Unlike the protest, the opening itself attracted 2,000 people, who jockeyed for gasping room in front of almost 100 works, including Krystine Kryttre’s functional Tortured Martyr Incense Burner and Night Light ($1,200) and a pen-and-ink drawing by Night Stalker Richard Ramirez, which was not for sale. It shows a hooded executioner holding up a severed head.

Advertisement

Adam Parfrey, who organized “Tortures and Torments of the Christian Martyrs,” as the show is called, was pleasantly surprised by the media attention. The exhibit, he said, grew out of an earlier project, the publication by his Feral House press of an illustrated account of the deaths of early Christian martyrs. It was first published in 1591 and previously reprinted by publishers catering to the gags-and-whips crowd.

Parfrey, 32, who first came across the martyrology in a used bookstore, was fascinated that it was written by a priest “but was more gruesome than any splatter film I had ever seen.” He decided to reprint the book with the original illustrations, plus commissioned illustrations by shock artist Joe Coleman, who has bitten the heads off mice in performance pieces, and others, including mass murderers Ramirez, John Wayne Gacy and Charles Manson.

The exhibit, which takes its name from the book, includes most of the pieces reproduced in it, plus additional work, wildly divergent in both taste and artistic quality. Indeed, the show at 7400 Melrose Ave. has something to offend almost everyone.

While Parfrey was being interviewed, most of the visitors to the gallery were thin young men in black leather and chains who look as if they do unspeakable things to their kittens. The exception was Holly Wolfle, an elegantly dressed visitor who identified herself as an actress. Wolfle, 26, stayed only a few minutes, disturbed, she said, by the images of tortured women.

“When my stomach started jumping, I thought, ‘I should stay because this is making me feel something,’ but I couldn’t.”

Parfrey said most of the controversial works depicting women, including a series of variations on the famous Varga girl pinups, are by feminist artists, notably Sarita (Crocker) Vendetta.

Advertisement

Given the theme of martyrdom, images of women should be included, Parfrey argued. “I think it’s unfair to consolidate the martyr image into one of a male,” he said. As to the content of the individual works, he said: “Who am I to censor the thoughts of these people.”

Even more controversial is the presence of works, albeit only a few items, by convicted murderers. Parfrey said he wrote to the three killers, requesting contributions, because he was searching “for authenticity on the subject matter.” Inclusion of their work in the exhibit emphasizes the show’s seriousness and helps keep it from being merely camp, he said.

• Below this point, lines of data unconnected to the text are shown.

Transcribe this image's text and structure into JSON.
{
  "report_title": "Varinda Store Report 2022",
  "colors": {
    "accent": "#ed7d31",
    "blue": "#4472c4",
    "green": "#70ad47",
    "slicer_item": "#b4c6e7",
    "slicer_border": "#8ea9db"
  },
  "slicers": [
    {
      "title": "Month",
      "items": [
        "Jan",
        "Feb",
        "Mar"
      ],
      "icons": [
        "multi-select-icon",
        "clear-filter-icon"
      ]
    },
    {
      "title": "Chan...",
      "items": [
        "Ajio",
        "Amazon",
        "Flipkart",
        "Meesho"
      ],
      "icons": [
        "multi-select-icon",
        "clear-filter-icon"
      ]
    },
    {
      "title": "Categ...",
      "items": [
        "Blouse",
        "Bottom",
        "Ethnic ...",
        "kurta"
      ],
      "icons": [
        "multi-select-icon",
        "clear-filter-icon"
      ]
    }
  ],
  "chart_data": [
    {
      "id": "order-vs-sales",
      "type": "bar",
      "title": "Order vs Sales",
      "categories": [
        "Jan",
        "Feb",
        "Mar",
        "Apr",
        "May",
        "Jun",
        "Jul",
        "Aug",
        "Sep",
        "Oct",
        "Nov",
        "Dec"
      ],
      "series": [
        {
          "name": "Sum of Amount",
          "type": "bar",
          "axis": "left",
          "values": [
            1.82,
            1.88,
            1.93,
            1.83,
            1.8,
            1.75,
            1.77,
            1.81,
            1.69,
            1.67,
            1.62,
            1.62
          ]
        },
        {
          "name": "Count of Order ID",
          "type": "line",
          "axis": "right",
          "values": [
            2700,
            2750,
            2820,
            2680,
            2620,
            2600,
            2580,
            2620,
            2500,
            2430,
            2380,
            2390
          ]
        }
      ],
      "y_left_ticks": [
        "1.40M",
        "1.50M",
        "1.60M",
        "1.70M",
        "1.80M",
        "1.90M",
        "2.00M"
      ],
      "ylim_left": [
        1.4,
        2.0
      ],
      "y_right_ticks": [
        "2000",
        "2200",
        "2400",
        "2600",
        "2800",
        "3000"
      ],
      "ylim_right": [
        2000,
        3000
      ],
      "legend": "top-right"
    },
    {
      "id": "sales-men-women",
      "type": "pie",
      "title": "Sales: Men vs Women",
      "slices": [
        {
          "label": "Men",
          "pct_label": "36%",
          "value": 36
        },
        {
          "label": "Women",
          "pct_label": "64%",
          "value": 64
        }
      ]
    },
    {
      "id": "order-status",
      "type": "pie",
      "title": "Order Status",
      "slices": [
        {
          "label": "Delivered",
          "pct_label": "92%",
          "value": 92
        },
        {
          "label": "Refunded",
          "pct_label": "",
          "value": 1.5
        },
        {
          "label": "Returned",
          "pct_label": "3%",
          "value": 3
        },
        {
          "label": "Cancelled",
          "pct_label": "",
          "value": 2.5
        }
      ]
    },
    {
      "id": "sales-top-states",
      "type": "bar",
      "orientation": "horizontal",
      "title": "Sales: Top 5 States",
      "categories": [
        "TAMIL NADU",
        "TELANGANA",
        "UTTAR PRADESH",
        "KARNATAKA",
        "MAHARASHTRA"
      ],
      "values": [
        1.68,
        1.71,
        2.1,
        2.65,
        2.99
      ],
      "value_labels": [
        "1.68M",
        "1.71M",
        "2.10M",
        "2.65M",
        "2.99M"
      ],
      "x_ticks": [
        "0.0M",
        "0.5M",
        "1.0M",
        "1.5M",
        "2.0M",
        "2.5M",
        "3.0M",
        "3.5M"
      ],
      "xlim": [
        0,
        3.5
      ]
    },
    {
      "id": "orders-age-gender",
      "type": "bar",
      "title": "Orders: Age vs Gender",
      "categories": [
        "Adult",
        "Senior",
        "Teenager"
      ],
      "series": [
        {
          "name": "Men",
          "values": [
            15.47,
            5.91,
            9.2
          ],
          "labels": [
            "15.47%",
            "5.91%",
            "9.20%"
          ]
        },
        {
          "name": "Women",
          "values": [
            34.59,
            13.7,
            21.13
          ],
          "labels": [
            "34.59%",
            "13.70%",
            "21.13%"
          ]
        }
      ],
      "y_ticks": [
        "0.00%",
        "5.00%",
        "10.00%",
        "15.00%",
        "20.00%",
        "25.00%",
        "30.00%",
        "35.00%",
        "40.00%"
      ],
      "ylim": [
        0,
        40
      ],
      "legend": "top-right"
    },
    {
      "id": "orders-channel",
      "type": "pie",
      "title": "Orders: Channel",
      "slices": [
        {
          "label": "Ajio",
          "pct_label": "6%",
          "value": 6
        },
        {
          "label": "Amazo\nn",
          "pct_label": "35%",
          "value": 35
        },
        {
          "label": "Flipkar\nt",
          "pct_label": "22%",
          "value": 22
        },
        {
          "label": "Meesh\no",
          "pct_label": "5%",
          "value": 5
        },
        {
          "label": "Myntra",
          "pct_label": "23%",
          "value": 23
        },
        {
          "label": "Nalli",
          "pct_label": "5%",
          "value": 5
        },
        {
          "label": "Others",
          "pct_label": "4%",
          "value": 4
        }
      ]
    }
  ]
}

Neither Ramirez nor Manson was paid. Gacy, who is awaiting execution in Illinois for the murders of 33 young men and boys, apparently fancies himself something of an artist, as well as a businessman, and agreed to contribute only if he was paid.

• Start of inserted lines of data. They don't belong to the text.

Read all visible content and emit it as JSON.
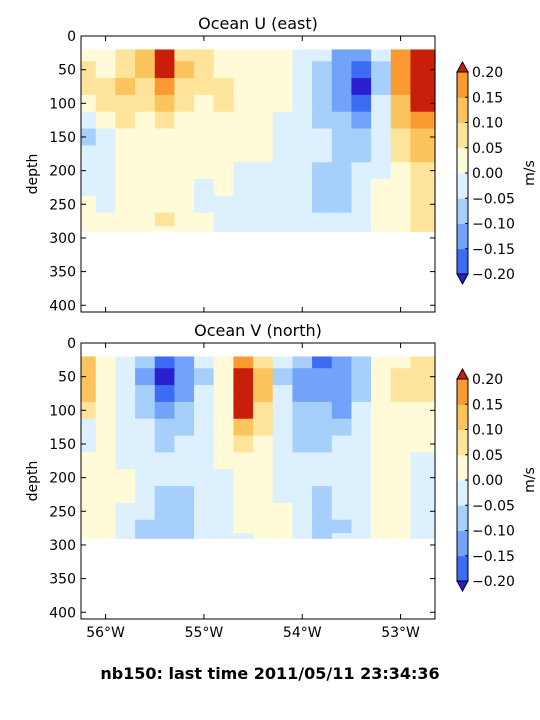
{
  "footer": "nb150: last time 2011/05/11 23:34:36",
  "colorbar": {
    "label": "m/s",
    "ticks": [
      "0.20",
      "0.15",
      "0.10",
      "0.05",
      "0.00",
      "−0.05",
      "−0.10",
      "−0.15",
      "−0.20"
    ],
    "levels": [
      -0.2,
      -0.15,
      -0.1,
      -0.05,
      0.0,
      0.05,
      0.1,
      0.15,
      0.2
    ],
    "colors": [
      "#2a1fd0",
      "#3c6cf4",
      "#71a3fb",
      "#a7cffc",
      "#ddf0fd",
      "#fffbd8",
      "#fde49a",
      "#fcc45c",
      "#fb9a31",
      "#e8511b",
      "#c81f0a"
    ],
    "extend_low_color": "#2a1fd0",
    "extend_high_color": "#c81f0a"
  },
  "chart_data": [
    {
      "type": "heatmap",
      "title": "Ocean U (east)",
      "ylabel": "depth",
      "xlabel": "",
      "xlim": [
        -56.25,
        -52.65
      ],
      "ylim": [
        410,
        0
      ],
      "xticks": [
        -56,
        -55,
        -54,
        -53
      ],
      "xtick_labels": [
        "56°W",
        "55°W",
        "54°W",
        "53°W"
      ],
      "yticks": [
        0,
        50,
        100,
        150,
        200,
        250,
        300,
        350,
        400
      ],
      "ytick_labels": [
        "0",
        "50",
        "100",
        "150",
        "200",
        "250",
        "300",
        "350",
        "400"
      ],
      "show_xticklabels": false,
      "depth_levels": [
        25,
        50,
        75,
        100,
        125,
        150,
        175,
        200,
        225,
        250,
        275,
        290
      ],
      "longitudes": [
        -56.2,
        -56.0,
        -55.8,
        -55.6,
        -55.4,
        -55.2,
        -55.0,
        -54.8,
        -54.6,
        -54.4,
        -54.2,
        -54.0,
        -53.8,
        -53.6,
        -53.4,
        -53.2,
        -53.0,
        -52.8
      ],
      "values": [
        [
          0.02,
          0.0,
          0.05,
          0.1,
          0.2,
          0.08,
          0.05,
          0.03,
          0.02,
          0.02,
          0.0,
          -0.05,
          -0.05,
          -0.12,
          -0.15,
          -0.05,
          0.15,
          0.22
        ],
        [
          0.05,
          0.03,
          0.08,
          0.12,
          0.22,
          0.1,
          0.05,
          0.04,
          0.03,
          0.02,
          0.0,
          -0.05,
          -0.08,
          -0.15,
          -0.2,
          -0.08,
          0.18,
          0.22
        ],
        [
          0.05,
          0.08,
          0.1,
          0.08,
          0.15,
          0.08,
          0.05,
          0.06,
          0.04,
          0.03,
          0.0,
          -0.03,
          -0.08,
          -0.12,
          -0.22,
          -0.08,
          0.15,
          0.22
        ],
        [
          0.02,
          0.05,
          0.08,
          0.05,
          0.1,
          0.05,
          0.03,
          0.08,
          0.03,
          0.02,
          0.0,
          -0.03,
          -0.1,
          -0.12,
          -0.18,
          -0.05,
          0.12,
          0.2
        ],
        [
          -0.05,
          0.02,
          0.05,
          0.02,
          0.05,
          0.03,
          0.02,
          0.04,
          0.02,
          0.0,
          -0.02,
          -0.05,
          -0.08,
          -0.1,
          -0.12,
          -0.03,
          0.1,
          0.15
        ],
        [
          -0.08,
          -0.03,
          0.02,
          0.0,
          0.02,
          0.03,
          0.02,
          0.02,
          0.01,
          0.0,
          -0.02,
          -0.03,
          -0.05,
          -0.1,
          -0.08,
          -0.02,
          0.08,
          0.12
        ],
        [
          -0.05,
          -0.02,
          0.02,
          0.01,
          0.03,
          0.02,
          0.01,
          0.01,
          0.0,
          0.0,
          -0.01,
          -0.02,
          -0.05,
          -0.08,
          -0.06,
          -0.02,
          0.05,
          0.1
        ],
        [
          -0.03,
          -0.02,
          0.0,
          0.0,
          0.02,
          0.01,
          0.0,
          0.0,
          -0.01,
          -0.01,
          -0.02,
          -0.03,
          -0.06,
          -0.1,
          -0.05,
          -0.01,
          0.04,
          0.08
        ],
        [
          -0.02,
          -0.01,
          0.0,
          0.01,
          0.02,
          0.0,
          -0.01,
          0.0,
          -0.01,
          -0.02,
          -0.03,
          -0.03,
          -0.08,
          -0.1,
          -0.04,
          0.0,
          0.03,
          0.06
        ],
        [
          0.0,
          -0.01,
          0.0,
          0.01,
          0.04,
          0.01,
          -0.01,
          -0.01,
          -0.02,
          -0.03,
          -0.03,
          -0.04,
          -0.06,
          -0.08,
          -0.03,
          0.0,
          0.02,
          0.05
        ],
        [
          0.02,
          0.01,
          0.02,
          0.01,
          0.05,
          0.02,
          0.0,
          -0.02,
          -0.03,
          -0.03,
          -0.02,
          -0.03,
          -0.05,
          -0.05,
          -0.02,
          0.0,
          0.02,
          0.06
        ],
        [
          0.02,
          0.01,
          0.01,
          0.0,
          0.02,
          0.02,
          0.0,
          -0.02,
          -0.03,
          -0.03,
          -0.02,
          -0.03,
          -0.04,
          -0.03,
          -0.02,
          0.0,
          0.02,
          0.05
        ]
      ]
    },
    {
      "type": "heatmap",
      "title": "Ocean V (north)",
      "ylabel": "depth",
      "xlabel": "",
      "xlim": [
        -56.25,
        -52.65
      ],
      "ylim": [
        410,
        0
      ],
      "xticks": [
        -56,
        -55,
        -54,
        -53
      ],
      "xtick_labels": [
        "56°W",
        "55°W",
        "54°W",
        "53°W"
      ],
      "yticks": [
        0,
        50,
        100,
        150,
        200,
        250,
        300,
        350,
        400
      ],
      "ytick_labels": [
        "0",
        "50",
        "100",
        "150",
        "200",
        "250",
        "300",
        "350",
        "400"
      ],
      "show_xticklabels": true,
      "depth_levels": [
        25,
        50,
        75,
        100,
        125,
        150,
        175,
        200,
        225,
        250,
        275,
        290
      ],
      "longitudes": [
        -56.2,
        -56.0,
        -55.8,
        -55.6,
        -55.4,
        -55.2,
        -55.0,
        -54.8,
        -54.6,
        -54.4,
        -54.2,
        -54.0,
        -53.8,
        -53.6,
        -53.4,
        -53.2,
        -53.0,
        -52.8
      ],
      "values": [
        [
          0.1,
          0.02,
          -0.03,
          -0.1,
          -0.2,
          -0.12,
          -0.05,
          0.02,
          0.15,
          0.08,
          -0.05,
          -0.1,
          -0.18,
          -0.12,
          -0.1,
          0.02,
          0.04,
          0.06
        ],
        [
          0.12,
          0.03,
          -0.05,
          -0.12,
          -0.22,
          -0.15,
          -0.06,
          0.02,
          0.2,
          0.1,
          -0.06,
          -0.12,
          -0.15,
          -0.15,
          -0.08,
          0.02,
          0.05,
          0.08
        ],
        [
          0.1,
          0.04,
          -0.04,
          -0.1,
          -0.18,
          -0.12,
          -0.05,
          0.03,
          0.22,
          0.1,
          -0.05,
          -0.12,
          -0.12,
          -0.15,
          -0.06,
          0.03,
          0.05,
          0.06
        ],
        [
          0.05,
          0.03,
          -0.03,
          -0.08,
          -0.12,
          -0.1,
          -0.05,
          0.02,
          0.2,
          0.08,
          -0.03,
          -0.1,
          -0.1,
          -0.12,
          -0.04,
          0.02,
          0.03,
          0.04
        ],
        [
          -0.02,
          0.02,
          -0.02,
          -0.05,
          -0.08,
          -0.06,
          -0.03,
          0.01,
          0.1,
          0.05,
          -0.02,
          -0.08,
          -0.08,
          -0.08,
          -0.03,
          0.01,
          0.02,
          0.02
        ],
        [
          -0.03,
          0.0,
          -0.02,
          -0.04,
          -0.06,
          -0.05,
          -0.02,
          0.0,
          0.05,
          0.03,
          -0.02,
          -0.06,
          -0.06,
          -0.05,
          -0.02,
          0.0,
          0.01,
          0.0
        ],
        [
          0.02,
          0.03,
          -0.01,
          -0.03,
          -0.05,
          -0.04,
          -0.02,
          0.0,
          0.03,
          0.02,
          -0.02,
          -0.05,
          -0.04,
          -0.04,
          -0.02,
          0.0,
          0.02,
          -0.02
        ],
        [
          0.03,
          0.03,
          0.0,
          -0.03,
          -0.05,
          -0.05,
          -0.02,
          -0.01,
          0.02,
          0.03,
          -0.02,
          -0.04,
          -0.05,
          -0.03,
          -0.01,
          0.0,
          0.02,
          -0.02
        ],
        [
          0.02,
          0.02,
          0.0,
          -0.04,
          -0.06,
          -0.06,
          -0.03,
          -0.01,
          0.02,
          0.04,
          -0.01,
          -0.03,
          -0.06,
          -0.04,
          -0.01,
          0.01,
          0.03,
          -0.03
        ],
        [
          0.03,
          0.01,
          -0.01,
          -0.05,
          -0.07,
          -0.07,
          -0.04,
          -0.02,
          0.01,
          0.03,
          0.0,
          -0.03,
          -0.07,
          -0.05,
          -0.02,
          0.01,
          0.03,
          -0.03
        ],
        [
          0.02,
          0.0,
          -0.02,
          -0.06,
          -0.08,
          -0.07,
          -0.05,
          -0.02,
          0.0,
          0.02,
          0.0,
          -0.03,
          -0.07,
          -0.06,
          -0.03,
          0.0,
          0.04,
          -0.02
        ],
        [
          0.02,
          0.0,
          -0.03,
          -0.06,
          -0.07,
          -0.06,
          -0.04,
          -0.02,
          -0.01,
          0.01,
          0.0,
          -0.02,
          -0.06,
          -0.05,
          -0.02,
          0.0,
          0.03,
          -0.01
        ]
      ]
    }
  ]
}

Gacy received $150 (the amount paid to the book’s artist contributors) for a drawing of two Roman soldiers and a trussed victim. Parfrey noted that Gacy sells his small paintings of skulls, witch heads and other subjects for about $300 and claims to have a number of celebrity clients. So far, no visitor to the gallery has asked how to get a Gacy original.

People have been making art about religion, pain and sexuality for centuries, Parfrey said. “This is coming back to an age-old theme, hopefully in a new way.” Response to the exhibit, which continues through March 24, “runs the gamut from outrage to devotion. People have strong opinions about the show. They either love it or hate it.”

Parfrey isn’t sorry that the show gives rise to strong emotions--he thinks too much contemporary art “tends to be bloodless, over-intellectualized and overly commercial.” And if the show isn’t designed for the Disney crowd, neither has it brought out scores of the overtly demented.

Advertisement

“I haven’t had a slavering pervert up here,” Parfrey said, then reconsidered and added, “If he has been, he’s kept it to himself, thank God.”